Her ne kadar Trakyalı olmak bir "Şoparcık" etiketi yedirse de insana, ben o insanların tabiriyle "şopar" olmaktan da çekinmem ki. Günü kurtardıklarında ertesini düşünmeyen, her günleri eğlenceli,dertsiz, tasasız geçen bu insanların yerinde olmayı kim istemez ki. Onlar kadar geniş ve rahat düşünebilmek isterdim. Dertlerimi kafaya takmamayı başarabilmek, oluruna bırakmak...

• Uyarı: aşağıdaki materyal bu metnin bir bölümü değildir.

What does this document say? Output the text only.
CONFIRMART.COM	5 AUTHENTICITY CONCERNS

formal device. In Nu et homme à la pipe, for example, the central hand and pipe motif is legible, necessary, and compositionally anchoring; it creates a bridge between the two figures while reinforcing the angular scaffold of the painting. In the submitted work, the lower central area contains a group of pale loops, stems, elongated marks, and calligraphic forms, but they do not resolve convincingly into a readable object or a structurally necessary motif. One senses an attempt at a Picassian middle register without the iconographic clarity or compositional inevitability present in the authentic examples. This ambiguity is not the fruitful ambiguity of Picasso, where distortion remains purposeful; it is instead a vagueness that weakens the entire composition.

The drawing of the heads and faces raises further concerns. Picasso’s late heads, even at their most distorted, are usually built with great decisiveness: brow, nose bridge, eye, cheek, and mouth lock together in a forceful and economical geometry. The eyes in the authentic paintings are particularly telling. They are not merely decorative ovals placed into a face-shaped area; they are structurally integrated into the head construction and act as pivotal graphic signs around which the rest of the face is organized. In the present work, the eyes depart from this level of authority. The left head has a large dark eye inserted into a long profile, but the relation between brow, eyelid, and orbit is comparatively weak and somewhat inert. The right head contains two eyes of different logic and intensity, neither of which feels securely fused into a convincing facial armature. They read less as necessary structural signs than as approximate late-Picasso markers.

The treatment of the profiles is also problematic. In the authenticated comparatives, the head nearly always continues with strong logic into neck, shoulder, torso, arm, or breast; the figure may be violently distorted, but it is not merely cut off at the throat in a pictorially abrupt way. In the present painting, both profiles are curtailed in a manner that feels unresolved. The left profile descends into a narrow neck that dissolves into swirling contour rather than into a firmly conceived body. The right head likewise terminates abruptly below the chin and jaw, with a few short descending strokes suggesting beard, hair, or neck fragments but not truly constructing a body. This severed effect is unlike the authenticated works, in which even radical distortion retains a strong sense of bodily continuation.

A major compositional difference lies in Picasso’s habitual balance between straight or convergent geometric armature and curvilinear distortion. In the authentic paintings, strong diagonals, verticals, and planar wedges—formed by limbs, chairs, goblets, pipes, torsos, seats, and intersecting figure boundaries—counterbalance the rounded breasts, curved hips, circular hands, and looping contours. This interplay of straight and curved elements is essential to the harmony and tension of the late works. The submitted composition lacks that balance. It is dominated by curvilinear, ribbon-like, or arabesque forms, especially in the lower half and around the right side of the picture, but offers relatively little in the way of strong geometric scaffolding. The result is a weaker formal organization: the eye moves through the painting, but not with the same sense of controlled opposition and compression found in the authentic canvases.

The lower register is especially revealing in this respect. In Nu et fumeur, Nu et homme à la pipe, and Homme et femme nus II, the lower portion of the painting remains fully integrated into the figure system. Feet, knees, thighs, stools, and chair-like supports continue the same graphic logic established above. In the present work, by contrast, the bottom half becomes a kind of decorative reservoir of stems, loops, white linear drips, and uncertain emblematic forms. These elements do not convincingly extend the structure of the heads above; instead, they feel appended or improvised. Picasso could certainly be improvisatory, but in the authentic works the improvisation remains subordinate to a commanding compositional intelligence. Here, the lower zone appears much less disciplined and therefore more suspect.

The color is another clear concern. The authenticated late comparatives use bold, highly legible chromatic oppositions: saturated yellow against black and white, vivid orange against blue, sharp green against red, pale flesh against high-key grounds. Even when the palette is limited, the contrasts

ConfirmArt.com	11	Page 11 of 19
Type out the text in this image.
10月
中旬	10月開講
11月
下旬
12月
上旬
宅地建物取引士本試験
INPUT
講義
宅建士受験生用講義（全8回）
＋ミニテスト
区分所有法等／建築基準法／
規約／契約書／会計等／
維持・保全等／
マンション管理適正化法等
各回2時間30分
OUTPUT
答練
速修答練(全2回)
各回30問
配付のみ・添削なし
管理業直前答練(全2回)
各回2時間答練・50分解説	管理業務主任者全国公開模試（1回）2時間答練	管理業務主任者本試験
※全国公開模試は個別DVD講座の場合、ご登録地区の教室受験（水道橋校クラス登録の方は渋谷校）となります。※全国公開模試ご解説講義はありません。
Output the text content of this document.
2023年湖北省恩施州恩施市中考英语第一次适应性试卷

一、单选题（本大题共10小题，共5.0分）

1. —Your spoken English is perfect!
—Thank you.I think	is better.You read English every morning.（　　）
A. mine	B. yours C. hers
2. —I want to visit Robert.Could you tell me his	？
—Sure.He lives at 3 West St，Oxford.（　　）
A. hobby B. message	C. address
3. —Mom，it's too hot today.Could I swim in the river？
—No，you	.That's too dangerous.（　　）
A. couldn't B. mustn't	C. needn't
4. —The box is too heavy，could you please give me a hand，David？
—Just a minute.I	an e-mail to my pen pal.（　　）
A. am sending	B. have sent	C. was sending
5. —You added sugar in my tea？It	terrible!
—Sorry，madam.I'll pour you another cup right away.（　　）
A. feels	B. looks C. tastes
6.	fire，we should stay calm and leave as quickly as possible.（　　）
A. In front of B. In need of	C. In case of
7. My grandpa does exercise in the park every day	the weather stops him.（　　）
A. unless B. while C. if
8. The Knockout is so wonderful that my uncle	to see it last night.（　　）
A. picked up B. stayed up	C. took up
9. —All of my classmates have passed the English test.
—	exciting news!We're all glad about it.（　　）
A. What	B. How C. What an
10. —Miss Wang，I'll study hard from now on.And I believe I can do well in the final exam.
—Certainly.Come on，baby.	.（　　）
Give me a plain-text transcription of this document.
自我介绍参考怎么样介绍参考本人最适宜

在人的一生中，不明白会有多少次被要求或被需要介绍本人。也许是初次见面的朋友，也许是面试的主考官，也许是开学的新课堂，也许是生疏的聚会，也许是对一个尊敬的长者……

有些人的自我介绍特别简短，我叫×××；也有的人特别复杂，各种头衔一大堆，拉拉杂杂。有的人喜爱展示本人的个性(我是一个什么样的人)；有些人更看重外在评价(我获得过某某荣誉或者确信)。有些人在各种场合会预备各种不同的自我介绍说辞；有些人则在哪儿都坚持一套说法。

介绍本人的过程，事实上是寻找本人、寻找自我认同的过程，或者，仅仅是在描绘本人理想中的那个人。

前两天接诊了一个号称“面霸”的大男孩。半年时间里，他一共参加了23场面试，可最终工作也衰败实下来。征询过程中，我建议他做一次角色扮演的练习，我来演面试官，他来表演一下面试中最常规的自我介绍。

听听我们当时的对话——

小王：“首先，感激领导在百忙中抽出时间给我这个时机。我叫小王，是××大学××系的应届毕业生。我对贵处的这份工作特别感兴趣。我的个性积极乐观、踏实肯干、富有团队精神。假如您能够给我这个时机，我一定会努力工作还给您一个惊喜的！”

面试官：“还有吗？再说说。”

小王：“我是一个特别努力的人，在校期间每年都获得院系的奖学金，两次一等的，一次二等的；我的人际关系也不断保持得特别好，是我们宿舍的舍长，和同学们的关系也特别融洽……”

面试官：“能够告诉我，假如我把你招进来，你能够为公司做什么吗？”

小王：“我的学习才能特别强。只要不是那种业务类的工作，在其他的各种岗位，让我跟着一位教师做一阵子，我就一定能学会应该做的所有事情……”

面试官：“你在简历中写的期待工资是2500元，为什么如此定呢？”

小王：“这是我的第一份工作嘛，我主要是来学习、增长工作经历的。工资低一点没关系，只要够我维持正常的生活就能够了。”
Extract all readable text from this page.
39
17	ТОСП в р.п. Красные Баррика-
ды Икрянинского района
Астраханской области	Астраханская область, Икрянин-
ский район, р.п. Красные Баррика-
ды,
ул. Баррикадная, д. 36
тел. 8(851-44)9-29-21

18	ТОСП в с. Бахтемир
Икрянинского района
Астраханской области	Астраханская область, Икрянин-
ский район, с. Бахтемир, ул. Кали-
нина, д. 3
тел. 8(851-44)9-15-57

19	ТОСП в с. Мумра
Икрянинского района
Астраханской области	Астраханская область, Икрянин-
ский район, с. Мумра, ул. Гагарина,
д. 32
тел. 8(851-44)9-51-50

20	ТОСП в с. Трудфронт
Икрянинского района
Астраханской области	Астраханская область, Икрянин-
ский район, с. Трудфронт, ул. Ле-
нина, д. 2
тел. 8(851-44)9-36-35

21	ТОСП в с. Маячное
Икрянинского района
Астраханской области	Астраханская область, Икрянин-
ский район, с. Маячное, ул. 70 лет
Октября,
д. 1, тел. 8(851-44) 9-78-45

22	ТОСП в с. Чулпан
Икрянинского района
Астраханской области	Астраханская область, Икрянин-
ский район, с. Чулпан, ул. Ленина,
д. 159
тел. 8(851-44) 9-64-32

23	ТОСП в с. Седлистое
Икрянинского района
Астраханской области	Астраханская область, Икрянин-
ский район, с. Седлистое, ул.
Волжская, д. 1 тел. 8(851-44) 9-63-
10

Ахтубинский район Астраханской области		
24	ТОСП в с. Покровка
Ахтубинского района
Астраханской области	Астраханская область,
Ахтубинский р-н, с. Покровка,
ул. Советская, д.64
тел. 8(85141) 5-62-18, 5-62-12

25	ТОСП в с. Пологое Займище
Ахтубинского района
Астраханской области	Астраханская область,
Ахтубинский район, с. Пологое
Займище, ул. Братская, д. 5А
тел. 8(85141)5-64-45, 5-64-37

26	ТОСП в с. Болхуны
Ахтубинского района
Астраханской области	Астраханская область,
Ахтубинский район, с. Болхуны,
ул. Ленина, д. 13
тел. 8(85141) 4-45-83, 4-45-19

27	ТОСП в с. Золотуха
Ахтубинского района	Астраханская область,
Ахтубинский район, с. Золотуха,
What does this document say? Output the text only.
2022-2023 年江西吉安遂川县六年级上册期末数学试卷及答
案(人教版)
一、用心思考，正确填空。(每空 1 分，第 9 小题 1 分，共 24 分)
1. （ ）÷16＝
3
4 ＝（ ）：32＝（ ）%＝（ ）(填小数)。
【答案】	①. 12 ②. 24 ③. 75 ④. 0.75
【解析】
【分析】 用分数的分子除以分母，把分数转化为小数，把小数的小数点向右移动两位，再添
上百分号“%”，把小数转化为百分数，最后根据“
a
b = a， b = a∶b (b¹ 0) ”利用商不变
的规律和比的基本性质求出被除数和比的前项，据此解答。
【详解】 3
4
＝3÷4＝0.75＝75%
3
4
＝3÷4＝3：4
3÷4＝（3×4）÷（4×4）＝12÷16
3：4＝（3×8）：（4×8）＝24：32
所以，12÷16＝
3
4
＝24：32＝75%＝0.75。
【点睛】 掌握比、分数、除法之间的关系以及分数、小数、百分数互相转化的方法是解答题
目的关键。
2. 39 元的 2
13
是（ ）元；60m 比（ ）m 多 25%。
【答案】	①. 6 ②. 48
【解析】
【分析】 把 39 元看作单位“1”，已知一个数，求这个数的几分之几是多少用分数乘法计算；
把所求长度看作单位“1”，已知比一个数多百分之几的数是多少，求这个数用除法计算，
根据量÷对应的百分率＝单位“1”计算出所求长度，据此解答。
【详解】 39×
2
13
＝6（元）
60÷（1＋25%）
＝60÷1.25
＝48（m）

Ayyaş etiketi de başka bir yönü Trakyalı olmanın. İçkinin bu kadar çok tüketildiği ama bir o kadar da serseriliğin o kadar az olduğu başka neresi vardır ki? Seviyorum işte var mı diyeceğin? :D Seviyorum memleketimi. Her ne kadar gittiğimde can sıkıntısından patlasam da seviyorum. Sevmeye de devam edeceğim. Bulamadım Trakya insanının sıcaklığını hiçbir yerde. Modernliğini, geniş düşünebilmesini...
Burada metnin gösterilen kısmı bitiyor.